2 yıldır oğlunu bekleyen gözü yaşlı anne ise ilk kez konuştu. Anne Senem Taş, “Oğlunu sapa sağlam askere gönderdim ve aynı şekilde istiyorum. Oğlum gittiğinden beri hastayım ve ilaçlarla ayakta duruyorum. Tek işimiz Safter olmuş. Oğlumu istiyorum. Niye bu olayın üstünü örtmeye çalışıyorlar.

Neden oğlumu sağ ya da ölü vermiyorlar? Cumhurbaşkanı ve Başbakan'ın ayaklarına kapanıyorum, bir sonuç söylesinler veya bir haber versinler. Niye bize bilgi vermiyorlar? Her gün oğlumun yolunu gözlüyorum.

Ne söyleyeceğimi ve ne diyeceğimi bilmiyorum. Safterimi askere göndermeseydim, devlet 'çocuğunu askere göndermedi' diyecekti. Çocuğumu askere böyle yapın diye mi gönderdim? Ya çocuğumu bana getirsinler ya da beni çocuğumun olduğu yere götürsünler. Çocuğumu versinler artık. Ne olursa olsun çocuğum gelsin başka bir şey istemiyorum. Aradan bunca zaman geçmesine rağmen neden hala bir şey söylemiyorlar?” sözleriyle, hükümet yetkililerinin sessizliğine tepki gösterdi. 

VİCDANINIZ YOK MU?

Çektiği acının dayanılmaz bir hal aldığını vurgulayan anne Taş, “Ne sonbaharımız sonbahar, ne ilkbaharımız ilkbahar ne de kışımız kış. Artık konuşamıyorum. Tayyip Erdoğan, Başbakan sizin vicdanınız yok mu? Bütün yetkililerine çağrı yapıyorum vicdanınız yok mu? Ciğerim yanıyor. Sizin ciğeriniz yok mu? Biz anne babayız, siz de anne babasınız. Siz de çocuk büyüttünüz. Nasıl büyütünüz ve nasıl doğurdunuz? Elinizi vicdanınıza koyun ve devlet olarak çocuğumu getirin.

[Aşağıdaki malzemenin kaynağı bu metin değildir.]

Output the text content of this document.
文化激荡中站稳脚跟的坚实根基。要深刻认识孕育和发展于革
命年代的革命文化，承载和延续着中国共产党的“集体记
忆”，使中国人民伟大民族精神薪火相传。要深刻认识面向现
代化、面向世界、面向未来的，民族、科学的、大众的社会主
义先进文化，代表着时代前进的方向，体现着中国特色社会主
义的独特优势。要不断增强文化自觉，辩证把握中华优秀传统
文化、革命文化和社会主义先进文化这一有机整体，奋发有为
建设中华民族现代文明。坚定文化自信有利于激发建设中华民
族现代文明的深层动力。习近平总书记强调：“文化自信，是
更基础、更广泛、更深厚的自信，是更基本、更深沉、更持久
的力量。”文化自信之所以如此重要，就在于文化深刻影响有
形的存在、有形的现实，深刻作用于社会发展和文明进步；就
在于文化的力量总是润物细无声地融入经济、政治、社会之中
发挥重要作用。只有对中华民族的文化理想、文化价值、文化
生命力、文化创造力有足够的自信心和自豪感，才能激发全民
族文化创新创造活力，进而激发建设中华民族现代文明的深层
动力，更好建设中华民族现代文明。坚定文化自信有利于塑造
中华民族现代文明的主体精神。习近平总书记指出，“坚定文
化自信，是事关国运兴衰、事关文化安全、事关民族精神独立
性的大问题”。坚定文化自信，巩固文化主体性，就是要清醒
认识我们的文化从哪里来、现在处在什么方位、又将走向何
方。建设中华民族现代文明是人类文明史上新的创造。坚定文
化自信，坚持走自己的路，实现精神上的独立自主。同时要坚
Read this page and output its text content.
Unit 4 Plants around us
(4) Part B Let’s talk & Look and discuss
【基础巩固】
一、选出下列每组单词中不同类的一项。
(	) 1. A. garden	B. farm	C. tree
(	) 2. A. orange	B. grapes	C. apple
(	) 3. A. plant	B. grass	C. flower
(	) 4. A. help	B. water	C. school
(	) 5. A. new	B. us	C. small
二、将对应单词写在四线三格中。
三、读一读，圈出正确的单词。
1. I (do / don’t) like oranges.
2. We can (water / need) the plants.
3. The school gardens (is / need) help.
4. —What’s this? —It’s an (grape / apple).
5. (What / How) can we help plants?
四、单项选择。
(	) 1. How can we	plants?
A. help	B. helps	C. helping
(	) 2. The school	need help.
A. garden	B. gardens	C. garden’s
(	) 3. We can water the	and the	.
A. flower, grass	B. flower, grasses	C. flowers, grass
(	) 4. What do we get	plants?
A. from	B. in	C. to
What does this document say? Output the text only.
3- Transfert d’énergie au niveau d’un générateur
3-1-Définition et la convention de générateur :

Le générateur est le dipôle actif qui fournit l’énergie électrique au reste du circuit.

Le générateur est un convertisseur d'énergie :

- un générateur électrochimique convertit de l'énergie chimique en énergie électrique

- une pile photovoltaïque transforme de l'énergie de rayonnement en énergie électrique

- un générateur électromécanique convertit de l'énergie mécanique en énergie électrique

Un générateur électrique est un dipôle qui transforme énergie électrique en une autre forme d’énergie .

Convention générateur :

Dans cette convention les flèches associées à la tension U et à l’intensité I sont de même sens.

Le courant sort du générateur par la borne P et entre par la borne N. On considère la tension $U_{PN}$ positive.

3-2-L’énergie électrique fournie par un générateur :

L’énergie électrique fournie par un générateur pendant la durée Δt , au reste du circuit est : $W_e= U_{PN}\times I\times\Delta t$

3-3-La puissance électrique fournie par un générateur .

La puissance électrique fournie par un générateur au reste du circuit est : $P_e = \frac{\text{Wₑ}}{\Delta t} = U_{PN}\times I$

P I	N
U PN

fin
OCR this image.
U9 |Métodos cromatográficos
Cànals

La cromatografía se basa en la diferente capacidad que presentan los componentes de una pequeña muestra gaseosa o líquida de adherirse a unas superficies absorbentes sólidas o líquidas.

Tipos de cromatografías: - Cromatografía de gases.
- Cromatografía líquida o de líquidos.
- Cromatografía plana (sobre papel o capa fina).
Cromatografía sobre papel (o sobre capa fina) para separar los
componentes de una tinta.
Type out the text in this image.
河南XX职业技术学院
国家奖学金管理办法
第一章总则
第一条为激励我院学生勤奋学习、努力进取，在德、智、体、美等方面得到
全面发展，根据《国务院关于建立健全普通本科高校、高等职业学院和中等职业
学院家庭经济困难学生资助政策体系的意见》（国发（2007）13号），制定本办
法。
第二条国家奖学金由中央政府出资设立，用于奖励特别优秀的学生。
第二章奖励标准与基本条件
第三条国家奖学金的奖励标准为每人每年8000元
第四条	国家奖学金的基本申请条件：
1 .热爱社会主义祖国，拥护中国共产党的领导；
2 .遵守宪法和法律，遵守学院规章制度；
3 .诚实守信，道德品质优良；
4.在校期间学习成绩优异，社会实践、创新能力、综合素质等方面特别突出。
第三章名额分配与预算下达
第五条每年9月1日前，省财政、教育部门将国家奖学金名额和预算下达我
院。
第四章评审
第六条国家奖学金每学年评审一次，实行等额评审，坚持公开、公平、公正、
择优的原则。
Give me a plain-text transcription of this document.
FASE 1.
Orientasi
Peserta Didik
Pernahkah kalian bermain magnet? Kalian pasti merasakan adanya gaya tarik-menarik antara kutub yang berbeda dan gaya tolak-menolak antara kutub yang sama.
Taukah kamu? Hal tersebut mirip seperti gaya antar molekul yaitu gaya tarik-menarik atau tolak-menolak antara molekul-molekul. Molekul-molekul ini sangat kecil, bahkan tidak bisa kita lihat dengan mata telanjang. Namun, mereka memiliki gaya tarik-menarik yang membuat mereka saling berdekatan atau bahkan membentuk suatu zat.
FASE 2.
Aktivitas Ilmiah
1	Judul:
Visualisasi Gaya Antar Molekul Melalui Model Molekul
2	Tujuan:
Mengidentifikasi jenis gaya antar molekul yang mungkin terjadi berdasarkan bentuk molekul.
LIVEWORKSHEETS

Eğer içlerinde vicdan varsa çocuğumu geri verirler. Demek ki bunların vicdanları yok. Bu haykırışlarıma, gözyaşlarıma ve bu hastalığıma baksınlar, çocuğumu geri getirsinler. Ölmüşse ölüsünü versinler, yaşıyorsa sağ versinler. Onları vicdanları ile baş başa bırakıyorum” diye konuştu.